In the first 12 weeks on ART, CD4 cell count increased by a median 73 cells per μL (32–128) and BMI by 0·76 kg/m2 (0·00–1·60). Participants taking co-trimoxazole did not have greater CD4 cell count or BMI increases than did non-users in the first 12 weeks or subsequently (); estimated CD4 increases were slightly reduced with co-trimoxazole, probably because of some residual confounding (difference vs non-users −3 cells per μL [−12 to 6]; p=0·50). We showed no effect of co-trimoxazole on haemoglobin or platelet counts, and observed a small significant reduction in neutrophil count in participants currently on co-trimoxazole after 72 weeks on ART (). Only 22 (3%) of 650 serious adverse events during the trial were judged to be related to co-trimoxazole (ten definite or probable, 12 uncertain relation, all haematological, rash, or hypersensitivity).

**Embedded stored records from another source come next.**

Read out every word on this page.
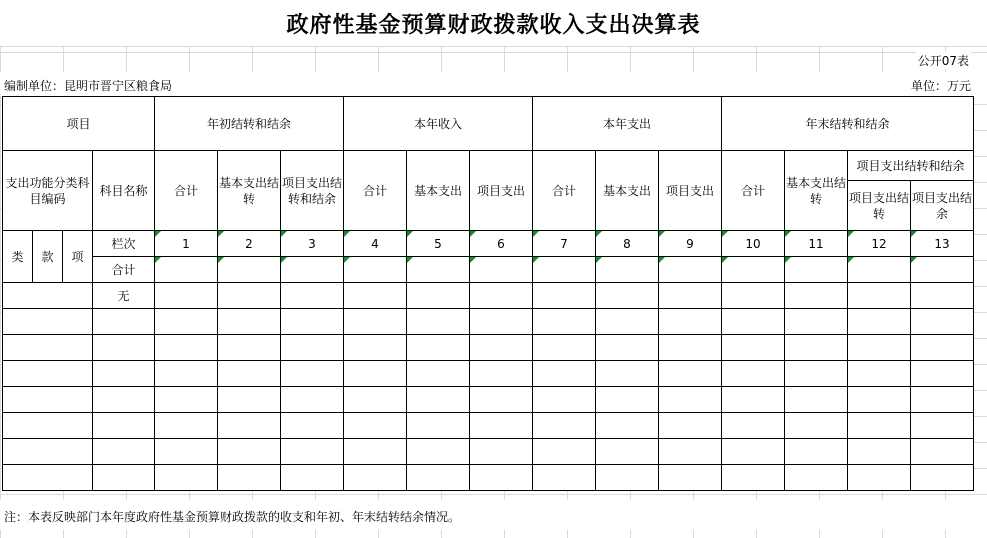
政府性基金预算财政拨款收入支出决算表
公开07表
编制单位：昆明市晋宁区粮食局	单位：万元
项目				年初结转和结余			本年收入			本年支出			年末结转和结余			
支出功能分类科目编码			科目名称	合计	基本支出结转	项目支出结转和结余	合计	基本支出	项目支出	合计	基本支出	项目支出	合计	基本支出结转	项目支出结转和结余	
															项目支出结转	项目支出结余
类	款	项	栏次	1	2	3	4	5	6	7	8	9	10	11	12	13
			合计													
			无													

注：本表反映部门本年度政府性基金预算财政拨款的收支和年初、年末结转结余情况。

Effect of co-trimoxazole prophylaxis on CD4 cell count, body-mass index, and markers of haematological toxic effects
Harare has low malaria transmission. In Uganda, 1170 (53%) of 2200 participants had at least one malaria event, with 2362 events in total (260 upweighted; 27 per 100 person-years, 1119 [47%] diagnosed by microscopy, 1243 [53%] clinical). Present prophylaxis was associated with a 26% reduction in risk of first new malaria episode in present users (), with similar estimates if more than one episode per person was included (data not shown) and a weakened effect when restricted to parasite-positive diagnoses (0·85 [0·65–1·11]; p=0·23). The reduction in malaria risk associated with co-trimoxazole was maintained throughout follow-up.